Working with GTEX dataset
2
3
Entering edit mode
7.1 years ago
pbio ▴ 150

I work with RNA-seq data and have found a few deferentially expressed genes across particular tissue sample. Now I have been instructed to work with GTEX data to see the deferentially expressed genes across different tissue samples.

Now to go green with GTEX data set, I first don't understand their sample codes like

GTEX-N7MS-0007-SM-2D7W1 for which tissue?

I tried to search the bar codes for GTEX but haven't found any. Please can anyone give some idea for decoding the GTEX bar codes and also performing such analysis. I am sorry if this question is silly because I am a complete naive in the field of NGS.

RNA-Seq GTEX • 8.7k views
0
Entering edit mode

The sample ID for an RNA-Seq or genotype sample is made up of the following 3 components separated by a dash, as exemplified with the example "GTEX-14753-1626-SM-5NQ9L":

"GTEX-YYYYY" (e.g. GTEX-14753) represents the GTEx donor ID. This ID should be used to link between the various RNA-Seq and genotype samples that come from the same donor. "YYYY" (e.g., "1626") mostly refers to the tissue site, BUT we do not recommend using it for tissue site designation. Sometimes sample mix-ups occur, and will be corrected however this part of the ID will not change when that happens.
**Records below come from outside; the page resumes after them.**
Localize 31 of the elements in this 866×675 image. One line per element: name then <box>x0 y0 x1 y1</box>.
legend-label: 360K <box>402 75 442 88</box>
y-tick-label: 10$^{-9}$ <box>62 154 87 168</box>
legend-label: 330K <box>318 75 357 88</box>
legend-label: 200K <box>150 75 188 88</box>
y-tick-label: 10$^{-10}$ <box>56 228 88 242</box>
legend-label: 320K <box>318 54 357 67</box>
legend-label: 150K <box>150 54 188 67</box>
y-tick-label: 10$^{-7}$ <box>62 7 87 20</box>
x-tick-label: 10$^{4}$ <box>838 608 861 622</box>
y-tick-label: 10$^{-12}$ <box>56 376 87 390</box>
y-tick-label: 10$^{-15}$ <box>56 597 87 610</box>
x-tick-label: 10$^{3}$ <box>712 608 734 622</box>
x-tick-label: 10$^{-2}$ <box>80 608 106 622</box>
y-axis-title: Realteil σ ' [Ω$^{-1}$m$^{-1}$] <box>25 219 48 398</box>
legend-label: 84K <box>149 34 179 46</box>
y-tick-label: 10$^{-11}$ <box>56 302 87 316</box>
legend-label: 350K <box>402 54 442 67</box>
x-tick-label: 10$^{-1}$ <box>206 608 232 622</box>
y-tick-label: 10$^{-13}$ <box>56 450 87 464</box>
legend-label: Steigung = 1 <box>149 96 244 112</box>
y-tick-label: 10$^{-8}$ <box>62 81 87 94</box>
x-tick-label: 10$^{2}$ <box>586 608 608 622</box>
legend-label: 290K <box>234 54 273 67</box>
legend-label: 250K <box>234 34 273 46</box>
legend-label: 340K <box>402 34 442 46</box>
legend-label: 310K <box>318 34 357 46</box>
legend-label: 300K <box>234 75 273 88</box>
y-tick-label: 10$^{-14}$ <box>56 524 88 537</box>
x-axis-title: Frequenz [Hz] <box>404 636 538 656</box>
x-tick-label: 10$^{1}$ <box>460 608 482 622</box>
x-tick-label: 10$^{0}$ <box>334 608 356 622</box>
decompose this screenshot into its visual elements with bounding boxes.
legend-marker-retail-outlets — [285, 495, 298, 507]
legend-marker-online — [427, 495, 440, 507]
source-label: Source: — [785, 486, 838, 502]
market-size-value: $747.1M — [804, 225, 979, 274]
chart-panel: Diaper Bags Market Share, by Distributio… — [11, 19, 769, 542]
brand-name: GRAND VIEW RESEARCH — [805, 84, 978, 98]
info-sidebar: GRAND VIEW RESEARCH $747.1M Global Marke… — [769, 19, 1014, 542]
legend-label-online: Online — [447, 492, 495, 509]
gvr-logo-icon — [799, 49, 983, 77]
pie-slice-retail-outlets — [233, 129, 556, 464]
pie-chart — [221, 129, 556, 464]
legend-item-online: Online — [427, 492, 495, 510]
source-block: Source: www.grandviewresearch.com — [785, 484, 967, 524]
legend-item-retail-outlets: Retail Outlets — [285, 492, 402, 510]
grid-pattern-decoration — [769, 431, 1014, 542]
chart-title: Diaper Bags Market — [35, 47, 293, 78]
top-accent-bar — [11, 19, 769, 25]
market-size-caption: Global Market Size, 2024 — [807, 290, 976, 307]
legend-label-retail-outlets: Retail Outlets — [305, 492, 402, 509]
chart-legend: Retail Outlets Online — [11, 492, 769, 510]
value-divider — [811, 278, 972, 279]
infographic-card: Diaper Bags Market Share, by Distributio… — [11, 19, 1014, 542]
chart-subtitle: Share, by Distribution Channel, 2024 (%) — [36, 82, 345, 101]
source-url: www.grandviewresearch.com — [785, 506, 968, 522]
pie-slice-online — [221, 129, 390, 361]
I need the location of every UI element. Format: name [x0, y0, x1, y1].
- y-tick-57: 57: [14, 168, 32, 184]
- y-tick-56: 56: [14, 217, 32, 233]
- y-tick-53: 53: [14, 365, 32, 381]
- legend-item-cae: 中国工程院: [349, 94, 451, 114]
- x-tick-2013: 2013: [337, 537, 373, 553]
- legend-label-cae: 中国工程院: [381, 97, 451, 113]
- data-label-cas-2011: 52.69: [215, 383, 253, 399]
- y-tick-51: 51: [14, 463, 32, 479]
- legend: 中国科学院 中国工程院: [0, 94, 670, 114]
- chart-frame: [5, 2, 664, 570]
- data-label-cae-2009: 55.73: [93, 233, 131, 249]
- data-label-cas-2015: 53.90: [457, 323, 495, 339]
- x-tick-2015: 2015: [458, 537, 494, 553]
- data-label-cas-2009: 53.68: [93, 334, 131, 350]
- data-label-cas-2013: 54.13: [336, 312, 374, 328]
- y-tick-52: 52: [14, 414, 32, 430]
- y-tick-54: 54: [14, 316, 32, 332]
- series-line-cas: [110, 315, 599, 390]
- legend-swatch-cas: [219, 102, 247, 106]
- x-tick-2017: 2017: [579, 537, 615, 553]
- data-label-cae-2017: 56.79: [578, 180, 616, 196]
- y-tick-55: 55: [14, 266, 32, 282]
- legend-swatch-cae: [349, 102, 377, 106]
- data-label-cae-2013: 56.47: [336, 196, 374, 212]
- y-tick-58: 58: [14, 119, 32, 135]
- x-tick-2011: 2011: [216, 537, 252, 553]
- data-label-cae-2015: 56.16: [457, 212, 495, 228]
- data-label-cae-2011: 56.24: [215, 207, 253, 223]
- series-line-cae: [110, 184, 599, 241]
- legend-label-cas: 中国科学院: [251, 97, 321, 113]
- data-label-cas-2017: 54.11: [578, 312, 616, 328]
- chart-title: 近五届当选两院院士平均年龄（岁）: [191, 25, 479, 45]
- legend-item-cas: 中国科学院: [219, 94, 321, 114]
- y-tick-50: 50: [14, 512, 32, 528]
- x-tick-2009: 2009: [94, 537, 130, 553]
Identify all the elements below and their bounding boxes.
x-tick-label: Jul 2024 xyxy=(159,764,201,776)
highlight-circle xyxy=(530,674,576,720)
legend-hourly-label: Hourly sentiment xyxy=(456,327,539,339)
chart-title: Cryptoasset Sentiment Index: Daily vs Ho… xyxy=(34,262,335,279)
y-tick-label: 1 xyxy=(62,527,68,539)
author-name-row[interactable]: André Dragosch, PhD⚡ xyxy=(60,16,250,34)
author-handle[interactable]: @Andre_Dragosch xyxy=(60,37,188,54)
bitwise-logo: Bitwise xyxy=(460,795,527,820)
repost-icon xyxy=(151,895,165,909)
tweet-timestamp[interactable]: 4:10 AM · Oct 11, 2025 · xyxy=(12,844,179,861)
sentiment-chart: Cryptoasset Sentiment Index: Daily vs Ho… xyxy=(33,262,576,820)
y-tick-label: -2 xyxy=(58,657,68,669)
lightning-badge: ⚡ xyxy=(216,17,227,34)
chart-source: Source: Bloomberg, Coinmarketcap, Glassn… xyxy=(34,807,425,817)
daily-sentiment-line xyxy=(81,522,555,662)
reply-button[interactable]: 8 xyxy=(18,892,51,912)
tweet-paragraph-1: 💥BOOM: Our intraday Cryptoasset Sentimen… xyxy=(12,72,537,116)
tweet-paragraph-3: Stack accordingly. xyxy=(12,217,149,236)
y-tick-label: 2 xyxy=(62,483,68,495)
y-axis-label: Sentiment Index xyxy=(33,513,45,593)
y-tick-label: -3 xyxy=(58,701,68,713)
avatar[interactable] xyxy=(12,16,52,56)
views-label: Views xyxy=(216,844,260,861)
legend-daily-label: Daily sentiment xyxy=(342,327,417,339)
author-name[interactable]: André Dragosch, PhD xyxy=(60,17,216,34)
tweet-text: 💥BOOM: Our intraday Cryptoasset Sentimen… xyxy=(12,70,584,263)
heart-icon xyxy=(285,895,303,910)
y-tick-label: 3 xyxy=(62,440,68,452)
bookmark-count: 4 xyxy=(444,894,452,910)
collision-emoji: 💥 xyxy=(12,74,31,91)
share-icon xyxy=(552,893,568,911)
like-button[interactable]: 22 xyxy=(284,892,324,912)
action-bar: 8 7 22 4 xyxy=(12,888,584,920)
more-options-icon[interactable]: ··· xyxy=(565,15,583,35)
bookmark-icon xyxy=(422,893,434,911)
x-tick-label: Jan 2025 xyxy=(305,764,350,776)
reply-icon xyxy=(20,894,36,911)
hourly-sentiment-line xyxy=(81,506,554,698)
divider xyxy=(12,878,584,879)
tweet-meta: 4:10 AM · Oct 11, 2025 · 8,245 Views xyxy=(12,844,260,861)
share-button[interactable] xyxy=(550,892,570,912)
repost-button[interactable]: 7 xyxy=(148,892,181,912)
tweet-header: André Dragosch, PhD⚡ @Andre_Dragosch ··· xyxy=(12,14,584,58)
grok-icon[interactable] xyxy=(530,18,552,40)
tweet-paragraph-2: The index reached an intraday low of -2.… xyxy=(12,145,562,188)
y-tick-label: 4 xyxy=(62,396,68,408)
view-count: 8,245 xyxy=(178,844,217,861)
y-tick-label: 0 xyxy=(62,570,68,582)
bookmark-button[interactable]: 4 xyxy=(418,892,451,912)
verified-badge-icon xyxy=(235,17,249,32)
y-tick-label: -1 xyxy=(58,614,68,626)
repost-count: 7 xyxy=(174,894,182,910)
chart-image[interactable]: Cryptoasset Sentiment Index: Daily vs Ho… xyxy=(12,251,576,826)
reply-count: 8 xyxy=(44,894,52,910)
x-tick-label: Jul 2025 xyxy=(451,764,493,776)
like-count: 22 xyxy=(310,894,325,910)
The accurate tissue site designation for all samples can be obtained from the "Tissue Site Detail field" (encoded as "SMTSD") in the Sample Attributes file [Datasets->Download->GTEx_Data_V6_Annotations_SampleAttributesDS.txt]. "SM-YYYYY" (e.g., SM-5NQ9L) is the RNA or DNA aliquot ID used for sequencing. 'Y' stands for any number or capital letter.

0
Entering edit mode

Dear guys,

May I consultant the file phs000424.v7.pht002742.v7.p2.c1.GTEx_Subject_Phenotypes.GRU.txt is the same as https://storage.googleapis.com/gtex_analysis_v7/annotations/GTEx_v7_Annotations_SubjectPhenotypesDS.txt , as for the phenotypes file, no file named like phsXXX, or this file belongs to the protected file?

Thank you very much for your guidance! Best!

7
Entering edit mode
7.1 years ago

In the download section, where it says "A de-identified, open access version of the sample annotations available in dbGaP.", you should find a file called GTEx_Data_V4_Annotations_SampleAttributesDS.txt, containing the annotation of each sample. For example GTEX-N7MS-0007-SM-2D7W1 is from Whole Blood.

0
Entering edit mode

Thankyou...

1
Entering edit mode

I have a question,when I got the file "GTEx_Data_V4_Annotations_SampleAttributesDS.txt",it showed there are 1822 Whole blood samples, then I matched these sample sites with "Gene RPKM" data from "datasets"-download.Strinkingly, there were only 393 samples intersect. In addition,I find in the datasets - Summary Statistics,there also shows 393 total samples of whole blood. I wonder why the file "GTEx_Data_V4_Annotations_SampleAttributesDS.txt" gives more samples counts?

0
Entering edit mode

Did you ever figure the solution to this? I'm working with GTEx Adipose(v7) - Subcutaneous and have several missing a sample and individual attributes: Adipose - Subcutaneous=294 samples in the genotypes Adipose - Subcutaneous=294 samples in the expression values Adipose - Subcutaneous=138 samples in the Sample_Attributes file (phs000424.v7.pht002743.v7.p2.c1.GTEx_Sample_Attributes.GRU.txt) Adipose - Subcutaneous=117 samples in the Subject_Phenotypes file (phs000424.v7.pht002742.v7.p2.c1.GTEx_Subject_Phenotypes.GRU.txt) Thanks!

0
Entering edit mode

The sample ID for an RNA-Seq or genotype sample is made up of the following 3 components separated by a dash, as exemplified with the example "GTEX-14753-1626-SM-5NQ9L":

"GTEX-YYYYY" (e.g. GTEX-14753) represents the GTEx donor ID. This ID should be used to link between the various RNA-Seq and genotype samples that come from the same donor. "YYYY" (e.g., "1626") mostly refers to the tissue site, BUT we do not recommend using it for tissue site designation. Sometimes sample mix-ups occur, and will be corrected however this part of the ID will not change when that happens. The accurate tissue site designation for all samples can be obtained from the "Tissue Site Detail field" (encoded as "SMTSD") in the Sample Attributes file [Datasets->Download->GTEx_Data_V6_Annotations_SampleAttributesDS.txt]. "SM-YYYYY" (e.g., SM-5NQ9L) is the RNA or DNA aliquot ID used for sequencing. 'Y' stands for any number or capital letter.